La risposta di Recalcati all’esperienza del collasso di se
stessi e del mondo si colloca, come egli stesso afferma, nella teorizzazione
lacaniana che “non esista possibilità di vita umana senza la presenza
dell’Altro” (p. 37) Come il bambino piccolo che nasce gridando, anche l’adulto
tradito nasce attraverso un grido, che è la manifestazione dell’abbandono assoluto nel
quale la nostra vita è stata gettata: “E’ attraverso il grido che la vita si
rivolge all’Altro per trovare un sostegno senza il quale essa si perderebbe”

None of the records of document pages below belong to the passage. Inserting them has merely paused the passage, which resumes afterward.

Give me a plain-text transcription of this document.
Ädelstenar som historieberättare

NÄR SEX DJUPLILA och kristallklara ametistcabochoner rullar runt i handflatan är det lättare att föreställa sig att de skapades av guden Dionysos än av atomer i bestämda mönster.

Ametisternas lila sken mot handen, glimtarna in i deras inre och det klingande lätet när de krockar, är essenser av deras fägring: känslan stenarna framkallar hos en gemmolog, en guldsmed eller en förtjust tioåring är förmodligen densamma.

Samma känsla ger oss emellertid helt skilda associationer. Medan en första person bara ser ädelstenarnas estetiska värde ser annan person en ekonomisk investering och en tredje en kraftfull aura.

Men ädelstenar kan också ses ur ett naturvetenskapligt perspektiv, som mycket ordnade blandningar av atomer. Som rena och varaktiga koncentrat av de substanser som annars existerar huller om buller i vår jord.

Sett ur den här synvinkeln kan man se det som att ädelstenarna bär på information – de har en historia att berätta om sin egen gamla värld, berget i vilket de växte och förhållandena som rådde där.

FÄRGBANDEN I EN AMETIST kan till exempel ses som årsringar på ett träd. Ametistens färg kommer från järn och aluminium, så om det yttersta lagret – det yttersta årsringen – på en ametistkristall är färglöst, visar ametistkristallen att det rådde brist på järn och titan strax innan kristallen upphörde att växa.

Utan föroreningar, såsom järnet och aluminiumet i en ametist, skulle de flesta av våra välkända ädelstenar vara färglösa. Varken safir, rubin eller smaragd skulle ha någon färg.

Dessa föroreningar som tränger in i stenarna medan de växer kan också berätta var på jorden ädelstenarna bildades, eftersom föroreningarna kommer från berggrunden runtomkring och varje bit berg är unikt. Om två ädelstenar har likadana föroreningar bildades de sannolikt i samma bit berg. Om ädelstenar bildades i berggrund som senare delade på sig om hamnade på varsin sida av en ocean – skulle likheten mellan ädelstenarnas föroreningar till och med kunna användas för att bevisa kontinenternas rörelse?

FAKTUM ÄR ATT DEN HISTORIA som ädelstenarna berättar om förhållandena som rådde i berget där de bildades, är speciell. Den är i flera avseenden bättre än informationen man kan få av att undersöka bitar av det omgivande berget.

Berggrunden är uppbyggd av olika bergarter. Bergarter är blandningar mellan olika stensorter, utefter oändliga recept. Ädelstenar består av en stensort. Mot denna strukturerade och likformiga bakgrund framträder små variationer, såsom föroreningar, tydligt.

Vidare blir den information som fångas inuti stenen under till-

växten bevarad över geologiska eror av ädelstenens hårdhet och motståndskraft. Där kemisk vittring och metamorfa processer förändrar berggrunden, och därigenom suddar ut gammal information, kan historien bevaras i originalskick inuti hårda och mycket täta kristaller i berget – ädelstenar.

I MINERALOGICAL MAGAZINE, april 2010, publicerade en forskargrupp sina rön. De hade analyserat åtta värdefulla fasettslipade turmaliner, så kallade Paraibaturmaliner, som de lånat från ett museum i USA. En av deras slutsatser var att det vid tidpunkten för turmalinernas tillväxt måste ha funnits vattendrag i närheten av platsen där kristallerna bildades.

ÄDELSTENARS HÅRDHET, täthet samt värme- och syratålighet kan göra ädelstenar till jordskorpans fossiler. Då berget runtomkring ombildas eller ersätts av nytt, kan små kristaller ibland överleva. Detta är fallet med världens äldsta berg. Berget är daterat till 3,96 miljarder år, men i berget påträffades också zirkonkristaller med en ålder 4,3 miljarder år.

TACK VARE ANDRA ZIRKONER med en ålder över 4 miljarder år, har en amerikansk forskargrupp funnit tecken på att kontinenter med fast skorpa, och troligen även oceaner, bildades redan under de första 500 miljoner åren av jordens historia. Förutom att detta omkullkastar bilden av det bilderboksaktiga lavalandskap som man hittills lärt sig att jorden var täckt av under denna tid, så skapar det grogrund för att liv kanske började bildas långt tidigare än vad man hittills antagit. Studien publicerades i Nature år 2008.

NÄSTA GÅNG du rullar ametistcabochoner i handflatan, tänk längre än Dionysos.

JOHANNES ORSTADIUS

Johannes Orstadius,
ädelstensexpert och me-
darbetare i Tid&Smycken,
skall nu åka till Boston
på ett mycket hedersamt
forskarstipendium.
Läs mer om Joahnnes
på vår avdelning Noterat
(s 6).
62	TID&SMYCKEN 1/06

(M. Recalcati, cit., p. 38). Ed è solo la risposta
dell’Altro a rendere possibile la traduzione significante del grido in
appello.” (ibidem).
Recalcati afferma dunque che la presenza dell’Altro ci può salvare: “La
vita esige la presenza dell’Altro, dell’Altro come soccorritore, affermava già
Freud, del prossimo (Nebensmensch)
che sa rispondere al grido in cui la vita si palesa, perché senza la risposta
dell’Altro la vita muore, si disumanizza, brancola nel buio, resta pura vita
animale. Nulla, infatti, come l’esperienza dell’abbandono mostra quanto la vita
umana non consista di se stessa, ma sia integralmente sospesa alla risposta
dell’Altro” (ivi, p. 39).
Ma che cosa accade quando l’Altro non riconosce quel grido o
lo riconosce in modo inadeguato? Quando l’esposizione al non-senso e al trauma
assoluto non è rispecchiata come il traumatizzato avrebbe bisogno che fosse?
Quando l’altro non coglie il dramma inconscio iscritto nel Sé e il collasso dell’Io o li coglie senza essere
in grado di contenerlo o li coglie
offrendo parole improprie (interpretazioni errate)?

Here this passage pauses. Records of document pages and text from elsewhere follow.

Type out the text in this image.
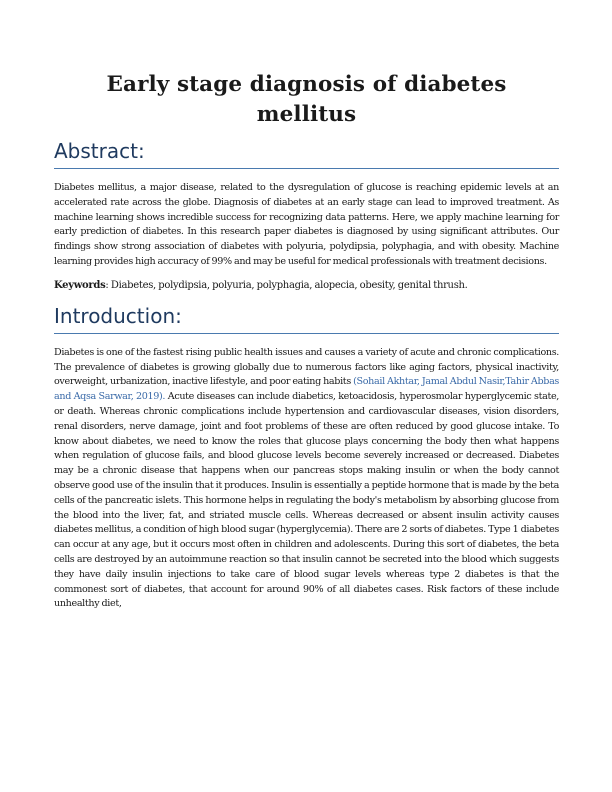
Early stage diagnosis of diabetes mellitus
Abstract:

Diabetes mellitus, a major disease, related to the dysregulation of glucose is reaching epidemic levels at an accelerated rate across the globe. Diagnosis of diabetes at an early stage can lead to improved treatment. As machine learning shows incredible success for recognizing data patterns. Here, we apply machine learning for early prediction of diabetes. In this research paper diabetes is diagnosed by using significant attributes. Our findings show strong association of diabetes with polyuria, polydipsia, polyphagia, and with obesity. Machine learning provides high accuracy of 99% and may be useful for medical professionals with treatment decisions.

Keywords: Diabetes, polydipsia, polyuria, polyphagia, alopecia, obesity, genital thrush.

Introduction:

Diabetes is one of the fastest rising public health issues and causes a variety of acute and chronic complications. The prevalence of diabetes is growing globally due to numerous factors like aging factors, physical inactivity, overweight, urbanization, inactive lifestyle, and poor eating habits (Sohail Akhtar, Jamal Abdul Nasir,Tahir Abbas and Aqsa Sarwar, 2019). Acute diseases can include diabetics, ketoacidosis, hyperosmolar hyperglycemic state, or death. Whereas chronic complications include hypertension and cardiovascular diseases, vision disorders, renal disorders, nerve damage, joint and foot problems of these are often reduced by good glucose intake. To know about diabetes, we need to know the roles that glucose plays concerning the body then what happens when regulation of glucose fails, and blood glucose levels become severely increased or decreased. Diabetes may be a chronic disease that happens when our pancreas stops making insulin or when the body cannot observe good use of the insulin that it produces. Insulin is essentially a peptide hormone that is made by the beta cells of the pancreatic islets. This hormone helps in regulating the body's metabolism by absorbing glucose from the blood into the liver, fat, and striated muscle cells. Whereas decreased or absent insulin activity causes diabetes mellitus, a condition of high blood sugar (hyperglycemia). There are 2 sorts of diabetes. Type 1 diabetes can occur at any age, but it occurs most often in children and adolescents. During this sort of diabetes, the beta cells are destroyed by an autoimmune reaction so that insulin cannot be secreted into the blood which suggests they have daily insulin injections to take care of blood sugar levels whereas type 2 diabetes is that the commonest sort of diabetes, that account for around 90% of all diabetes cases. Risk factors of these include unhealthy diet,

Recalcati enfatizza il ruolo che la parola ha nel
superare il non-senso alla quale ci consegna il trauma: “Dove c’è risposta, esposizione alla
responsabilità della parola, la vita non è più nell'assoluto abbandono, non è
più per caso, ma è voluta, desiderata, attesa.” (ivi, p. 41) Kasched, dal canto suo,
sostiene che “l’analista deve diventare un partner a pieno titolo nella
“regolazione diadica” dell’affetto e nella “cocreazione” di una realtà
intersoggettiva completamente nuova” (D. Kalsched, cit., p. 34). Ma il dono attivo della presenza,
dell’ascolto, della parola di cui parla Recalcati e la “regolazione diadica” e la
“cocreazione” di cui parla Kalsched richiedono all’analista di essersi spinto personalmente nell’abisso del non-senso, pena
l’impossibilità di seguire il paziente traumatizzato lungo la sua esperienza del trauma assoluto.
Da questo punto di vista il lavoro del perdono cui Recalcati
invita, implicando il confronto con il non-senso radicale, avvicina colui che abbia compiuto questo percorso alla possibilità di trovare una “parola
che salva” (cfr. E. Drewermann, Parola che salva, parola che guarisce, Queriniana, Brescia 1997), probabilmente anche per il trauma
infantile gravissimo. Il lavoro del
perdono e le parole che ne scaturiscono sono l'antidoto curativo: quando “nulla è come prima” la
conquista della parola che guarisce porta noi stessi e gli altri oltre l’orrore di ciò che abbiamo vissuto.